The decision to have no-name Amerie butcher Tears For Fears in the chorus of "Rule" must have been made on the casting couch, but it's a lot more tolerable than Nas' singing in "Smokin'," which the public will not be ready for even in a year that saw "I'm Real" become its biggest hit. At least a Young Guns II reference salvages the former.

In the intro, Nas swears "it's always forward I'm moving / never backward, stupid." But "Stillmatic's" centerpiece is the reflective "2nd Childhood," with a DJ Premier beat that you could pour on your mashed potatoes. Nas waxes nostalgic over his own childhood and the perpetual one endured by a 31-year-old ex-convict still living at home ("broke his momma's furniture watching 'ComicView'") and an aging party girl who's "yakkety-yakking like she was twelve."

It's the first time since Ahmad's "Back In The Day" that a rapper has reminisced with such humor and heart. It's also the first time I could use the word wistful to describe a hip-hop track.

Most of "Stillmatic" is just as essential, and it's not just because it includes the only recorded evidence of praise for Ma$e (you reading, Smithsonian?). A soldier and an inmate have a powerful conspiracy theory pity- party in "My Country." And how about Nas getting all "Memento" on us in "Rewind," telling a story backwards where his enemy yells: "shoot don't please!"

The first two verses of "One Mic" find Nas gradually building up steam until he busts through the claustrophobia like Kool-Aid Man through brick. But here's the real genius: in the last verse: He actually reverses it, eventually exhausting from some his most claustrophobic lyrics.

Sadly, Nas thanks the five people who dug "Nastradamus" by having Swizz Beatz and Mary J. Blige bump heads in "Braveheart Party," which conveniently serves as one-stop shopping for everything that sucks about 21st century rap. If nothing else, we see the charitable side of Nas, as the inevitable "Braveheart" solo drop continues to be the least-anticipated rap album since the glory days of David Faustino and Brian Austin Green.

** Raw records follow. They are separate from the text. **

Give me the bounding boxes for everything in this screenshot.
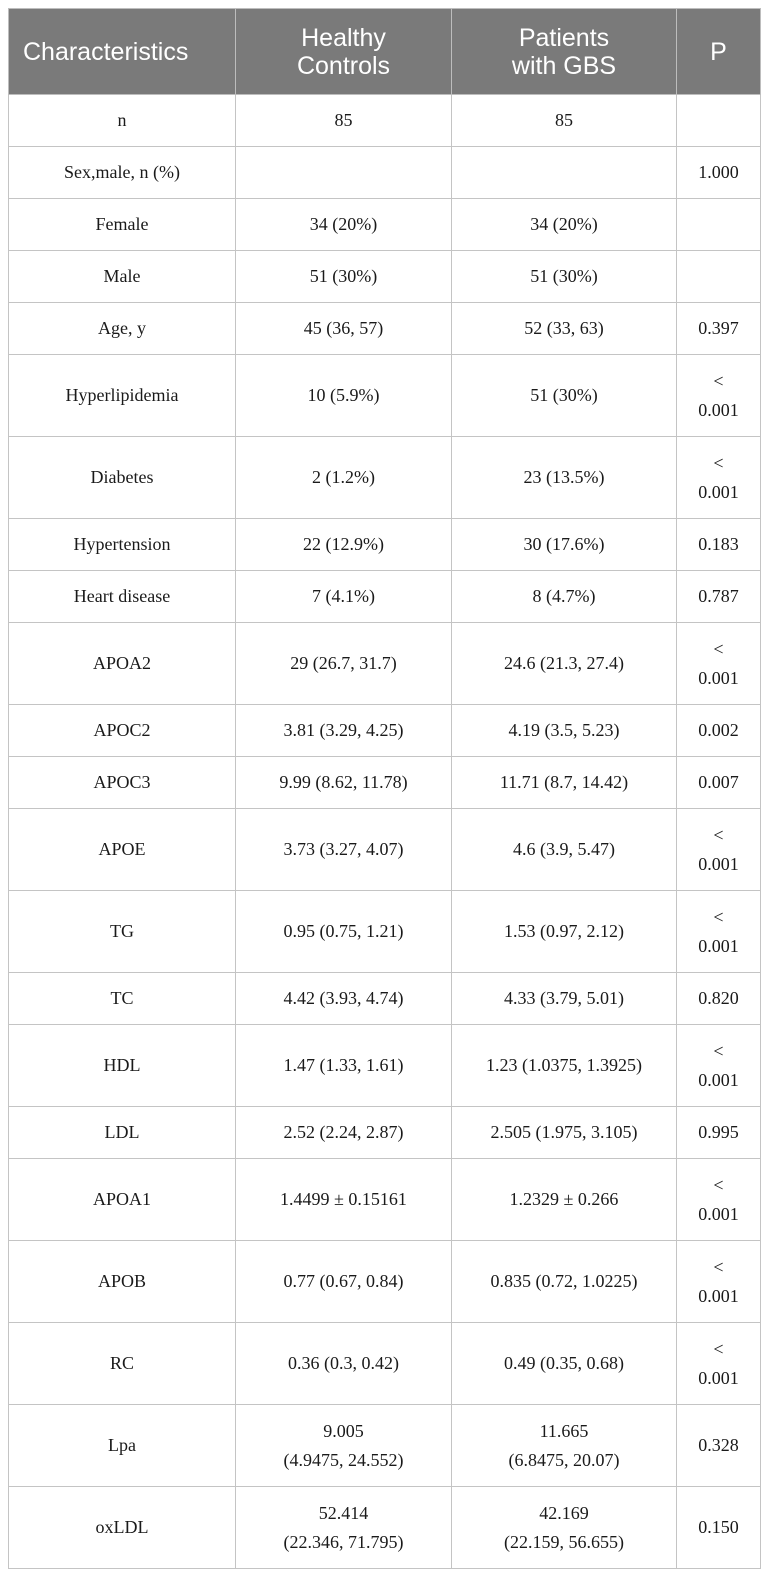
cell-characteristic — [9, 891, 236, 973]
table-row — [9, 891, 761, 973]
cell-text: 1.2329 ± 0.266 — [509, 1189, 619, 1209]
cell-healthy-controls — [236, 199, 452, 251]
cell-text: 2.52 (2.24, 2.87) — [283, 1122, 404, 1142]
cell-text: n — [117, 110, 127, 130]
table-row — [9, 1025, 761, 1107]
cell-characteristic — [9, 1487, 236, 1569]
cell-text: 0.820 — [698, 988, 739, 1008]
cell-text: < — [713, 1256, 724, 1277]
cell-text: 29 (26.7, 31.7) — [290, 653, 397, 673]
cell-healthy-controls — [236, 757, 452, 809]
cell-p-value — [677, 437, 761, 519]
header-text: P — [710, 37, 727, 66]
cell-p-value — [677, 1107, 761, 1159]
cell-text: 0.397 — [698, 318, 739, 338]
cell-text: 85 — [555, 110, 573, 130]
cell-characteristic — [9, 1405, 236, 1487]
cell-p-value — [677, 199, 761, 251]
cell-text: 0.787 — [698, 586, 739, 606]
cell-healthy-controls — [236, 891, 452, 973]
cell-healthy-controls — [236, 303, 452, 355]
cell-text: TC — [110, 988, 134, 1008]
header-text: Patients — [518, 23, 610, 52]
cell-patients-gbs — [452, 519, 677, 571]
table-body — [9, 95, 761, 1569]
cell-p-value — [677, 757, 761, 809]
cell-text: (4.9475, 24.552) — [283, 1449, 404, 1470]
cell-healthy-controls — [236, 251, 452, 303]
header-text: with GBS — [511, 51, 617, 80]
cell-text: < — [713, 638, 724, 659]
cell-healthy-controls — [236, 519, 452, 571]
cell-characteristic — [9, 199, 236, 251]
cell-text: < — [713, 370, 724, 391]
cell-text: 0.001 — [698, 667, 739, 688]
table-row — [9, 95, 761, 147]
cell-text: 51 (30%) — [530, 266, 598, 286]
cell-text: TG — [110, 921, 134, 941]
cell-characteristic — [9, 757, 236, 809]
cell-text: APOE — [98, 839, 146, 859]
cell-text: 0.001 — [698, 1367, 739, 1388]
cell-patients-gbs — [452, 199, 677, 251]
cell-patients-gbs — [452, 1487, 677, 1569]
cell-healthy-controls — [236, 1025, 452, 1107]
characteristics-table — [8, 8, 761, 1569]
cell-p-value — [677, 355, 761, 437]
cell-characteristic — [9, 1159, 236, 1241]
cell-text: 1.4499 ± 0.15161 — [280, 1189, 407, 1209]
cell-text: 0.001 — [698, 399, 739, 420]
cell-text: 0.835 (0.72, 1.0225) — [490, 1271, 638, 1291]
cell-text: < — [713, 452, 724, 473]
table-row — [9, 1159, 761, 1241]
table-row — [9, 705, 761, 757]
cell-characteristic — [9, 623, 236, 705]
table-row — [9, 757, 761, 809]
cell-text: 10 (5.9%) — [307, 385, 380, 405]
cell-healthy-controls — [236, 355, 452, 437]
cell-p-value — [677, 251, 761, 303]
cell-text: 45 (36, 57) — [303, 318, 384, 338]
cell-characteristic — [9, 147, 236, 199]
cell-text: 4.6 (3.9, 5.47) — [513, 839, 615, 859]
cell-healthy-controls — [236, 147, 452, 199]
cell-p-value — [677, 147, 761, 199]
cell-text: 1.000 — [698, 162, 739, 182]
cell-text: 0.95 (0.75, 1.21) — [283, 921, 404, 941]
cell-text: 3.81 (3.29, 4.25) — [283, 720, 404, 740]
cell-patients-gbs — [452, 1107, 677, 1159]
cell-p-value — [677, 1487, 761, 1569]
cell-text: 52 (33, 63) — [524, 318, 604, 338]
table-row — [9, 809, 761, 891]
cell-patients-gbs — [452, 705, 677, 757]
cell-characteristic — [9, 1323, 236, 1405]
cell-patients-gbs — [452, 1025, 677, 1107]
cell-patients-gbs — [452, 973, 677, 1025]
cell-text: 24.6 (21.3, 27.4) — [504, 653, 624, 673]
table-row — [9, 1405, 761, 1487]
cell-text: 0.001 — [698, 853, 739, 874]
cell-healthy-controls — [236, 1107, 452, 1159]
cell-healthy-controls — [236, 705, 452, 757]
table-header — [9, 9, 761, 95]
cell-p-value — [677, 891, 761, 973]
cell-text: < — [713, 1174, 724, 1195]
cell-patients-gbs — [452, 437, 677, 519]
cell-healthy-controls — [236, 1323, 452, 1405]
cell-text: 0.007 — [698, 772, 739, 792]
cell-patients-gbs — [452, 251, 677, 303]
cell-characteristic — [9, 303, 236, 355]
cell-text: 0.49 (0.35, 0.68) — [504, 1353, 624, 1373]
cell-text: APOB — [97, 1271, 146, 1291]
cell-p-value — [677, 705, 761, 757]
cell-text: (22.346, 71.795) — [283, 1531, 404, 1552]
cell-text: Heart disease — [73, 586, 171, 606]
cell-text: 30 (17.6%) — [523, 534, 605, 554]
cell-characteristic — [9, 519, 236, 571]
cell-healthy-controls — [236, 973, 452, 1025]
table-row — [9, 303, 761, 355]
cell-text: RC — [109, 1353, 134, 1373]
table-row — [9, 519, 761, 571]
cell-text: 0.001 — [698, 935, 739, 956]
cell-text: Diabetes — [90, 467, 154, 487]
cell-text: 0.001 — [698, 1203, 739, 1224]
cell-healthy-controls — [236, 1487, 452, 1569]
table-row — [9, 147, 761, 199]
cell-p-value — [677, 809, 761, 891]
cell-healthy-controls — [236, 95, 452, 147]
cell-healthy-controls — [236, 571, 452, 623]
cell-text: 22 (12.9%) — [303, 534, 384, 554]
cell-p-value — [677, 1159, 761, 1241]
table-row — [9, 251, 761, 303]
cell-text: 4.33 (3.79, 5.01) — [504, 988, 624, 1008]
cell-text: 0.150 — [698, 1517, 739, 1537]
cell-patients-gbs — [452, 303, 677, 355]
table-row — [9, 571, 761, 623]
cell-characteristic — [9, 437, 236, 519]
cell-characteristic — [9, 355, 236, 437]
table-row — [9, 1323, 761, 1405]
cell-patients-gbs — [452, 891, 677, 973]
cell-p-value — [677, 1323, 761, 1405]
cell-healthy-controls — [236, 1159, 452, 1241]
table-row — [9, 355, 761, 437]
cell-p-value — [677, 1405, 761, 1487]
header-text: Characteristics — [23, 37, 189, 66]
cell-patients-gbs — [452, 1323, 677, 1405]
cell-text: 0.995 — [698, 1122, 739, 1142]
cell-text: 51 (30%) — [530, 385, 598, 405]
cell-patients-gbs — [452, 95, 677, 147]
cell-patients-gbs — [452, 147, 677, 199]
cell-text: 2.505 (1.975, 3.105) — [490, 1122, 638, 1142]
cell-text: 4.42 (3.93, 4.74) — [283, 988, 404, 1008]
header-healthy-controls — [236, 9, 452, 95]
cell-text: (22.159, 56.655) — [504, 1531, 624, 1552]
table-row — [9, 199, 761, 251]
cell-characteristic — [9, 251, 236, 303]
cell-text: APOC2 — [93, 720, 151, 740]
cell-text: 11.665 — [539, 1420, 589, 1441]
cell-text: Female — [95, 214, 149, 234]
table-row — [9, 1107, 761, 1159]
cell-characteristic — [9, 973, 236, 1025]
cell-characteristic — [9, 705, 236, 757]
cell-text: 23 (13.5%) — [523, 467, 605, 487]
cell-text: 11.71 (8.7, 14.42) — [499, 772, 629, 792]
cell-characteristic — [9, 571, 236, 623]
cell-patients-gbs — [452, 1159, 677, 1241]
cell-text: 1.47 (1.33, 1.61) — [283, 1055, 404, 1075]
header-patients-gbs — [452, 9, 677, 95]
cell-text: 34 (20%) — [530, 214, 598, 234]
table-row — [9, 1241, 761, 1323]
header-text: Healthy — [301, 23, 386, 52]
cell-text: < — [713, 824, 724, 845]
cell-text: 42.169 — [539, 1502, 589, 1523]
cell-text: 1.53 (0.97, 2.12) — [504, 921, 624, 941]
cell-text: LDL — [104, 1122, 140, 1142]
cell-text: Hypertension — [73, 534, 171, 554]
header-row — [9, 9, 761, 95]
cell-p-value — [677, 303, 761, 355]
cell-text: 34 (20%) — [309, 214, 378, 234]
header-text: Controls — [296, 51, 391, 80]
cell-p-value — [677, 95, 761, 147]
cell-text: 0.77 (0.67, 0.84) — [283, 1271, 404, 1291]
cell-patients-gbs — [452, 809, 677, 891]
cell-text: 4.19 (3.5, 5.23) — [508, 720, 620, 740]
cell-text: 8 (4.7%) — [532, 586, 596, 606]
cell-text: APOA1 — [92, 1189, 151, 1209]
cell-characteristic — [9, 809, 236, 891]
cell-text: 0.001 — [698, 1285, 739, 1306]
cell-text: 0.183 — [698, 534, 739, 554]
cell-text: 0.002 — [698, 720, 739, 740]
cell-characteristic — [9, 95, 236, 147]
table-row — [9, 973, 761, 1025]
cell-text: 0.001 — [698, 1069, 739, 1090]
table-row — [9, 437, 761, 519]
cell-text: 1.23 (1.0375, 1.3925) — [486, 1055, 642, 1075]
cell-text: 51 (30%) — [309, 266, 378, 286]
cell-text: Male — [103, 266, 141, 286]
cell-healthy-controls — [236, 1405, 452, 1487]
cell-healthy-controls — [236, 437, 452, 519]
cell-characteristic — [9, 1107, 236, 1159]
cell-text: 3.73 (3.27, 4.07) — [283, 839, 404, 859]
cell-text: HDL — [103, 1055, 141, 1075]
cell-text: 7 (4.1%) — [312, 586, 375, 606]
cell-text: Hyperlipidemia — [65, 385, 179, 405]
header-characteristic — [9, 9, 236, 95]
cell-text: < — [713, 906, 724, 927]
table-row — [9, 1487, 761, 1569]
cell-text: Sex,male, n (%) — [64, 162, 180, 182]
cell-text: Age, y — [98, 318, 146, 338]
cell-p-value — [677, 973, 761, 1025]
cell-p-value — [677, 519, 761, 571]
cell-patients-gbs — [452, 571, 677, 623]
cell-text: 9.99 (8.62, 11.78) — [279, 772, 408, 792]
cell-patients-gbs — [452, 1405, 677, 1487]
cell-p-value — [677, 571, 761, 623]
cell-text: < — [713, 1338, 724, 1359]
cell-healthy-controls — [236, 623, 452, 705]
cell-healthy-controls — [236, 1241, 452, 1323]
cell-text: 0.328 — [698, 1435, 739, 1455]
cell-p-value — [677, 623, 761, 705]
cell-patients-gbs — [452, 1241, 677, 1323]
cell-text: APOA2 — [92, 653, 151, 673]
cell-text: oxLDL — [95, 1517, 149, 1537]
cell-p-value — [677, 1241, 761, 1323]
cell-text: APOC3 — [93, 772, 151, 792]
cell-characteristic — [9, 1025, 236, 1107]
cell-patients-gbs — [452, 623, 677, 705]
header-p-value — [677, 9, 761, 95]
cell-text: 2 (1.2%) — [312, 467, 375, 487]
cell-p-value — [677, 1025, 761, 1107]
cell-text: 0.001 — [698, 481, 739, 502]
cell-text: 0.36 (0.3, 0.42) — [288, 1353, 399, 1373]
cell-patients-gbs — [452, 757, 677, 809]
cell-text: < — [713, 1040, 724, 1061]
cell-text: 52.414 — [318, 1502, 369, 1523]
table-row — [9, 623, 761, 705]
cell-patients-gbs — [452, 355, 677, 437]
cell-text: (6.8475, 20.07) — [508, 1449, 620, 1470]
cell-text: 9.005 — [323, 1420, 364, 1441]
cell-healthy-controls — [236, 809, 452, 891]
cell-characteristic — [9, 1241, 236, 1323]
cell-text: 85 — [334, 110, 353, 130]
cell-text: Lpa — [108, 1435, 136, 1455]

And if I remember correctly, I believe Nas and Jay-Z had a few issues, right? Jay-Z's "Takeover" was as quick and precise as a sniper's hit, not even finding time to expose the fact that Nas ghost-wrote "Getting Jiggy With It."

Nas' response, "Ether," is an ugly, yet morbidly fascinating bludgeoning that resembles a beatdown with a sack full of doorknobs. Some of the Jigga-baiting comes correct ("How much of Biggie's rhymes gonna come out your fat lips?"). However, Nas doesn't let anything as trivial as a song structure get in the way of making crystal clear what in a sad way becomes his main point: Jay-Z has sex with men.

In the middle of Side 2's polemics, Nas does some ill-timed bashing of Dubya, telling him to look in the mirror before he tries to solve the world's problems. Nas takes his own advice on "Stillmatic," and cleans house by offering very unpopular politics (ROTC - avoid "My Country" at all costs), little concession to R&B and a middle finger to his entire hood (geez, even Prodigy) in "Destroy & Rebuild." That would have been a great album title.

You can hate Nas now - but this time it won't be because he screwed you out of $18.99 by dropping something that only made you like "Illmatic" more.